В г. Вальдемаре не оставалось ни малейшего признака жизни. Порешив между собою, что он уже умер, мы собирались предоставить труп его попечению двух лиц, составлявших его прислугу, когда сильный трепет языка его заставил нас остановиться. Это трепетное движение продолжалось, может быть, минуту: после чего из неподвижных и удаленно разверстых одна от другой челюстей изшел такой голос, что было бы совершеннейшим с моей стороны безумием пытаться дать о нем понятие каким-либо описанием. Конечно, можно было бы применить к определению его два или три эпитета; я, например, мог бы сказать, что то были звуки дряблые, жесткие, глухие, пустые, глубокие: но отвратительно ужасающая общность произведенного ими впечатления решительно невыразима, по той весьма простой причине, что никогда никакой подобный сему звук не поражал человеческого слуха. Были однако ж две особенности, которые, как тогда, так и теперь, по мнению моему, исключительно знаменовали эти звуки и могут представить, разумеется, наислабейшую лишь тень понятия о сверхчеловеческой странности их. Во-первых, голос доходил до нашего (по крайней мере, до моего) слуха будто бы из чрезвычайно отдаленного места, или же из преглубочайшего подземелья. Во-вторых, он производил на мой слух такое впечатление (я предвижу, что в этом случае мне невозможно быть понятным), какое производят на чувство осязания студенистые и слизистые вещества. Я говорю о звуке и голосе, желая выразить, что звук этот был последовательностью слогов, обозначавшихся с ясностию, но с ясностию именно совершенно чудесною, невыразимо поразительною. Г. Вальдемар, очевидно, отвечал на вопрос, который был сделан ему мною за несколько минут пред сим. Вы помните, что я спросил его тогда: спите ли вы еще? Теперь он отвечал: да… нет… я спал… а теперь… теперь я мертв.

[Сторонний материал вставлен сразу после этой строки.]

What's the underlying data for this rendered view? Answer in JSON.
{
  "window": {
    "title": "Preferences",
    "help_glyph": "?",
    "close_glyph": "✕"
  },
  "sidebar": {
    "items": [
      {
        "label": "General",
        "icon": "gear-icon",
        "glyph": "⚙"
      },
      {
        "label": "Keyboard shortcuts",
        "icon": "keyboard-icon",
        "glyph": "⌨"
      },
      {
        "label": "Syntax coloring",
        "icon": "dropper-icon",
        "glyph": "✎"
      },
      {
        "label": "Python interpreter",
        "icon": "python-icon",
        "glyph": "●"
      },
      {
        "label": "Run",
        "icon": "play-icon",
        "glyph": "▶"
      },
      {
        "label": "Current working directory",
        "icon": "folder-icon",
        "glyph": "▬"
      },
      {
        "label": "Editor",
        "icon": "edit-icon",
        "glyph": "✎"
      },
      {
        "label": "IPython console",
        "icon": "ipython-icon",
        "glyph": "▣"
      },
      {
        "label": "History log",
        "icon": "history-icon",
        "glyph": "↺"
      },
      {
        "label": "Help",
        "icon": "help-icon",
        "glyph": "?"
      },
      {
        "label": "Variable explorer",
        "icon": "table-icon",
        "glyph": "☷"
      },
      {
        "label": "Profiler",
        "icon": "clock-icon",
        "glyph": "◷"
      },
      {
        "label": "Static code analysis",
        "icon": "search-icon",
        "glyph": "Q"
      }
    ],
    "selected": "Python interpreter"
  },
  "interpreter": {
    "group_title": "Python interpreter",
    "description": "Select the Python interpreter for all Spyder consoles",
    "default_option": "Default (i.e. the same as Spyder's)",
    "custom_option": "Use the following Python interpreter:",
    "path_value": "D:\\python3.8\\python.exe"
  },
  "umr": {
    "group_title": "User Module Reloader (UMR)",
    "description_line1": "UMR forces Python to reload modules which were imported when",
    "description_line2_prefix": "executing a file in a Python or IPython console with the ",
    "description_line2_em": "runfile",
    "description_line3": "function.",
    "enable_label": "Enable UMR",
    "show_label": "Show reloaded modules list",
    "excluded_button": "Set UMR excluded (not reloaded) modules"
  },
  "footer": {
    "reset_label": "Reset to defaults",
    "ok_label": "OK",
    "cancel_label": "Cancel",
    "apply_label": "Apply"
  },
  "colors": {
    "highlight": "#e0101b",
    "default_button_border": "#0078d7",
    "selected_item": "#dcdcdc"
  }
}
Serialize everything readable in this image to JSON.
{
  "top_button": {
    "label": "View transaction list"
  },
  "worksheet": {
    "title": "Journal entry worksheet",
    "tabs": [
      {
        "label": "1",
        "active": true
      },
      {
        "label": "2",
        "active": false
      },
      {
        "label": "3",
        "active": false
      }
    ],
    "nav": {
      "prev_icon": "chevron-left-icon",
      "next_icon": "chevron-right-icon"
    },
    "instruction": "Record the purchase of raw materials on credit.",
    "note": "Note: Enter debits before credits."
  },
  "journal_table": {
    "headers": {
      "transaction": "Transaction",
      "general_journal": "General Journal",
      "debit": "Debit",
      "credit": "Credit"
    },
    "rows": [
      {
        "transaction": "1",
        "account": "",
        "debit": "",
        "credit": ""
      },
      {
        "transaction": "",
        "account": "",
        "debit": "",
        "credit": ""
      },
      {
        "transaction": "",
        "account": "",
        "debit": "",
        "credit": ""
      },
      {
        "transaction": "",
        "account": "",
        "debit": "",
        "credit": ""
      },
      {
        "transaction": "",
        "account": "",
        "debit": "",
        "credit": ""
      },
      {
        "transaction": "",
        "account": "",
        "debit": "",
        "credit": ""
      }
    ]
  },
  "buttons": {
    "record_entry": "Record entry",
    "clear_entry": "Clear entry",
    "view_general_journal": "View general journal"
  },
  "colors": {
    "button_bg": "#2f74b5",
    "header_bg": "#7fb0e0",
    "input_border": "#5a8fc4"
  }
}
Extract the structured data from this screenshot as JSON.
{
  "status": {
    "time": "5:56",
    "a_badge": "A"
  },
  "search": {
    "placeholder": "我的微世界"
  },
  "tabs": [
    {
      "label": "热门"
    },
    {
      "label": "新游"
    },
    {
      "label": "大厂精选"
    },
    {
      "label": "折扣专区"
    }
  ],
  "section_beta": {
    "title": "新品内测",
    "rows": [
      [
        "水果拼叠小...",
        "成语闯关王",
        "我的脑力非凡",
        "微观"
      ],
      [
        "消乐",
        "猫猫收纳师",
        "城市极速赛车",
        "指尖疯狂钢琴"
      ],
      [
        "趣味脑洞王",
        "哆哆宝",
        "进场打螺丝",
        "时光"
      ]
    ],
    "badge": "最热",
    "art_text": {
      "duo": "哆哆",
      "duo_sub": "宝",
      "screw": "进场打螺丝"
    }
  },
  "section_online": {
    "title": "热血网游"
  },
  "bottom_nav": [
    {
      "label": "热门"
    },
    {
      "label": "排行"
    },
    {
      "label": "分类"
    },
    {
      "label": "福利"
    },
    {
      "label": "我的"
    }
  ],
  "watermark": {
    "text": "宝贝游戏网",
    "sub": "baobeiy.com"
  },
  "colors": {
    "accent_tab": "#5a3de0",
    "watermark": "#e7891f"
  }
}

Никто из присутствовавших не пытался ни отрицать, ни удерживать невыразимого ужаса, произведенного этими словами. Г. Л. И. (студент) упал без чувств, а прислуга в ту же минуту выбежала из комнаты, и ни за что в свете не соглашалась войти опять. Мои собственные впечатления были таковы, что я и думать не смею дать о них читателю хоть малейшее понятие. Около часа мы молча, не произнося ни единого звука, трудились всячески привести в чувство г. Д. И. Успев в этом, мы опять начали внимательно всматриваться в положение г. Вальдемара.
Оно (положение) нисколько не изменилось против описанного сейчас; вся разница состояла в том, что на поднесенном зеркале не появилось ни малейшего следа дыхания. Пробовали, но без успеха, пустить кровь из руки, которая, нужно заметить, уже не повиновалась более моей воле; единственное, истинное свидетельство о присущей еще силе влияния магнетического проявлялось в сотрясательном движении языка каждый раз, когда я обращал вопрос к г. Вальдемару. Казалось, он усиливался отвечать, но ему уже не доставало воли. К вопросам, делаемым ему другими, он, очевидно, был решительно не чувствителен, несмотря на старание мое привести его в магнетическое соотношение с каждым из присутствовавших.